Lieber Stromer60, die Physik gibt auf keinen Fall vor, dass wir dauerhaft mehr als 10% Erzeugung aus Erdgas brauchen.

Wind & Sonne werden bis Ende 2025 ca. 70% des deutschen Strommarktes bedienen und das ist nicht mehr aufzuhalten.

Wind & Sonne kosten nur ca. 1/3 von Steinkohle. Tatsächlich sind die Kosten so niedrig geworden, dass bis 2020 sogar die Brennstoffkosten von Steinkohle durch Wind & Sonne unterschritten werden. Wind & Sonne kosten dann jeweils weniger als 3 ct/kWh.

Selbst wenn wir Batterien und offene Gasturbinen zur Leistungssicherung daneben stellen, wird der Strom aus Wind & Sonne immer noch mehr als 50% billiger als Strom aus Steinkohle sein.

Die Leistungssicherung von Wind & Sonne wird dauerhaft die Stromerzeugung mit nicht mehr als 1,5 ct/kWh belasten, allerdings gilt diese Belastung für die gesamte Nettostromerzeugung (bei 80% Wind & Sonne und 20% Biomasse & Erdgas).

2016 war eine lausiges Windjahr. Für 2017 dürfen wir deshalb alle einen neuen Produktionsrekord erwarten, falls die Winde wieder wie im statistischen Mittel wehen.

Die Physik gibt nichts vor. Es ist der Mensch allein der entscheiden muss, wie wir in Zukunft leben wollen. Fatalerweise übernehmen diese Entscheidung heute nicht mehr 'menschliche' Interessenvertreter. Das Klima kippt, die Erde wird verseucht, die Artenvielfalt schwindet, Monokulturen allenthalben, Massentierhaltung, Massenmenschhaltung in den Städten der Zukunft - und das einzige was interessiert ist das der Strom doch bitte weiter stabil bleibt?
...das wird in Zukunft das Problem derer sein, die den Autonomie Gedanken einer dezentralen Versorgung nicht rechtzeitig verstanden haben.

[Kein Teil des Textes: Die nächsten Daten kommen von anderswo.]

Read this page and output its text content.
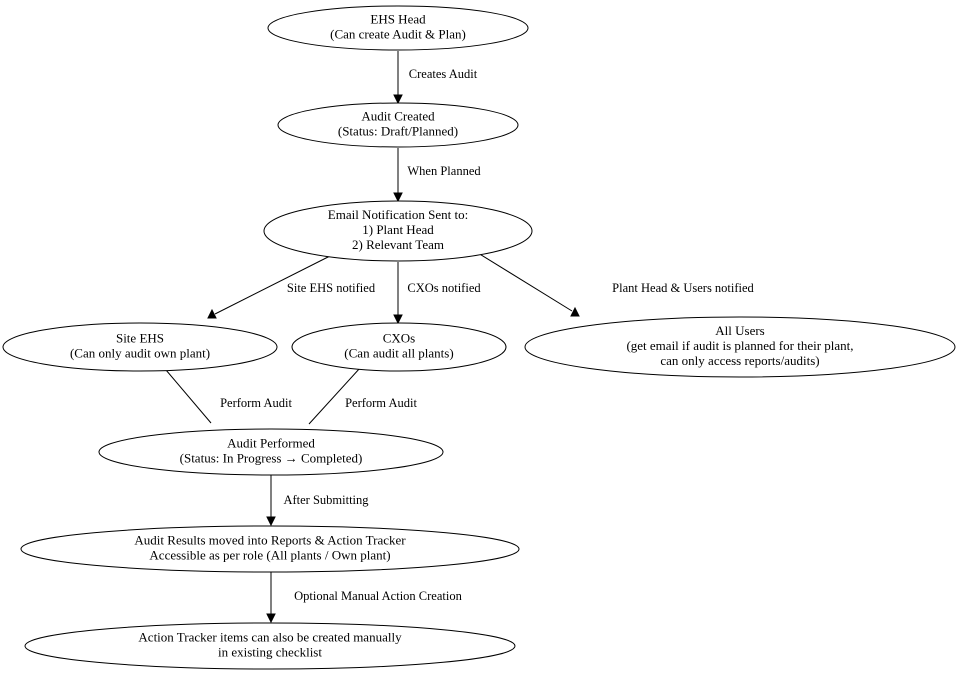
Creates Audit
When Planned
Site EHS notified	CXOs notified	Plant Head & Users notified
Perform Audit	Perform Audit
After Submitting
Optional Manual Action Creation
EHS Head
(Can create Audit & Plan)
Audit Created
(Status: Draft/Planned)
Email Notification Sent to:
1) Plant Head
2) Relevant Team
Site EHS
(Can only audit own plant)
CXOs
(Can audit all plants)
All Users
(get email if audit is planned for their plant,
can only access reports/audits)
Audit Performed
(Status: In Progress → Completed)
Audit Results moved into Reports & Action Tracker
Accessible as per role (All plants / Own plant)
Action Tracker items can also be created manually
in existing checklist
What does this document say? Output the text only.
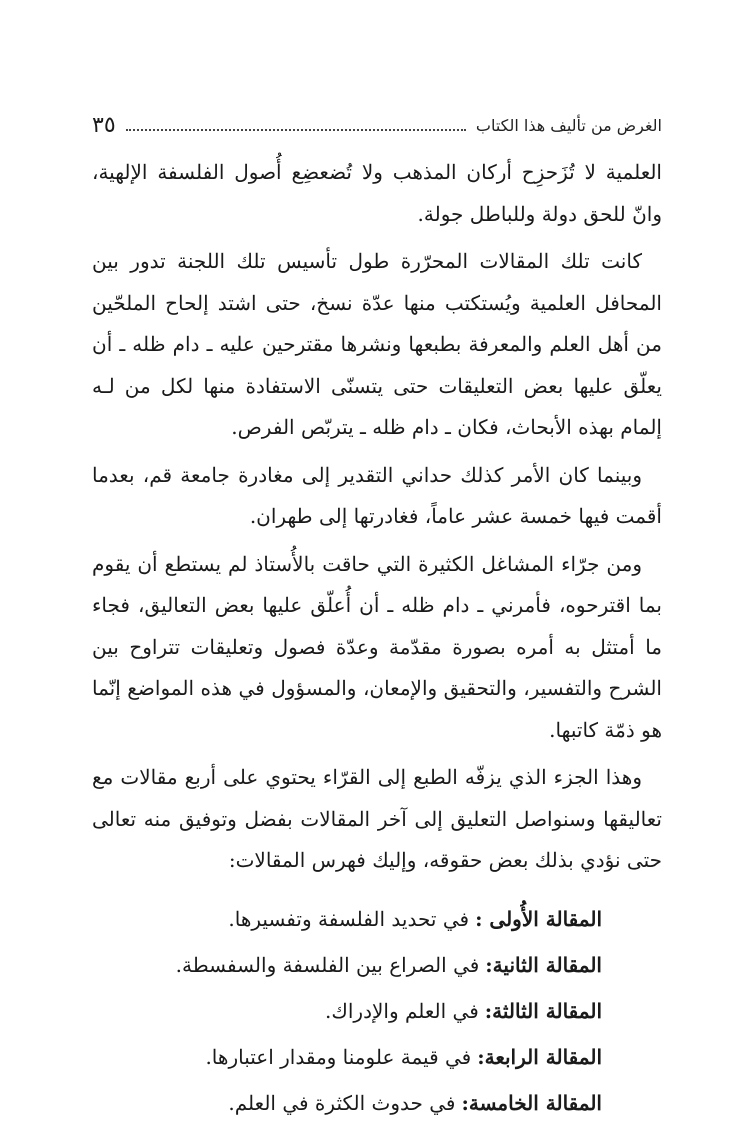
الغرض من تأليف هذا الكتاب
٣٥

العلمية لا تُزَحزِح أركان المذهب ولا تُضعضِع أُصول الفلسفة الإلهية، وانّ للحق دولة وللباطل جولة.

كانت تلك المقالات المحرّرة طول تأسيس تلك اللجنة تدور بين المحافل العلمية ويُستكتب منها عدّة نسخ، حتى اشتد إلحاح الملحّين من أهل العلم والمعرفة بطبعها ونشرها مقترحين عليه ـ دام ظله ـ أن يعلّق عليها بعض التعليقات حتى يتسنّى الاستفادة منها لكل من لـه إلمام بهذه الأبحاث، فكان ـ دام ظله ـ يتربّص الفرص.

وبينما كان الأمر كذلك حداني التقدير إلى مغادرة جامعة قم، بعدما أقمت فيها خمسة عشر عاماً، فغادرتها إلى طهران.

ومن جرّاء المشاغل الكثيرة التي حاقت بالأُستاذ لم يستطع أن يقوم بما اقترحوه، فأمرني ـ دام ظله ـ أن أُعلّق عليها بعض التعاليق، فجاء ما أمتثل به أمره بصورة مقدّمة وعدّة فصول وتعليقات تتراوح بين الشرح والتفسير، والتحقيق والإمعان، والمسؤول في هذه المواضع إنّما هو ذمّة كاتبها.

وهذا الجزء الذي يزفّه الطبع إلى القرّاء يحتوي على أربع مقالات مع تعاليقها وسنواصل التعليق إلى آخر المقالات بفضل وتوفيق منه تعالى حتى نؤدي بذلك بعض حقوقه، وإليك فهرس المقالات:

المقالة الأُولى :
في تحديد الفلسفة وتفسيرها.
المقالة الثانية:
في الصراع بين الفلسفة والسفسطة.
المقالة الثالثة:
في العلم والإدراك.
المقالة الرابعة:
في قيمة علومنا ومقدار اعتبارها.
المقالة الخامسة:
في حدوث الكثرة في العلم.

Ist die Bruttoenergieerzeugung tatsächlich um fast 100 TWh gefallen?
https://www.destatis.de/DE/ZahlenFakten/Wirtschaftsbereiche/Energie/Erze...

Es handelt sich bei den Zahlen im Text um die Netto-, nicht um die Bruttostromerzeugung. Die Erzeugung für den Eigenverbrauch der Kraftwerke wird also nicht berücksichtigt. Die Quelle finden Sie unter: https://www.ise.fraunhofer.de/de/downloads/pdf-files/data-nivc-/stromerzeugung_2016_1.pdf

Sehr geehrter Herr Golla,
ihr ideologisch verbrämter Text zeigt, dass Sie über keine naturwissenschaftliche Ausbildung verfügen. Aus diesem Grund ist es müßig mit Leuten wie Ihnen über Physik zu kommunizieren. Sie würden es gar nicht verstehen. Ich stimme Herr Stromer60 uneingeschränkt zu. Viele Grüße aus dem Kraftwerk

Die Wahrheit liegt wohl in der Mitte. Wenn es preiswerte Speichermöglichkeiten von Strom gäbe, dann wäre auch die erneuerbare Energie netzstabil. Dieses wird aber wirtschaftlich nur erreichbar sein mit schnell verfügbarer Energie, also den Gasturbinen. Es bleibt also der Kampf um die letzten Erdölquellen oder die Umwandlung von Biomasse zu Treibstoff chemisch-katalytisch.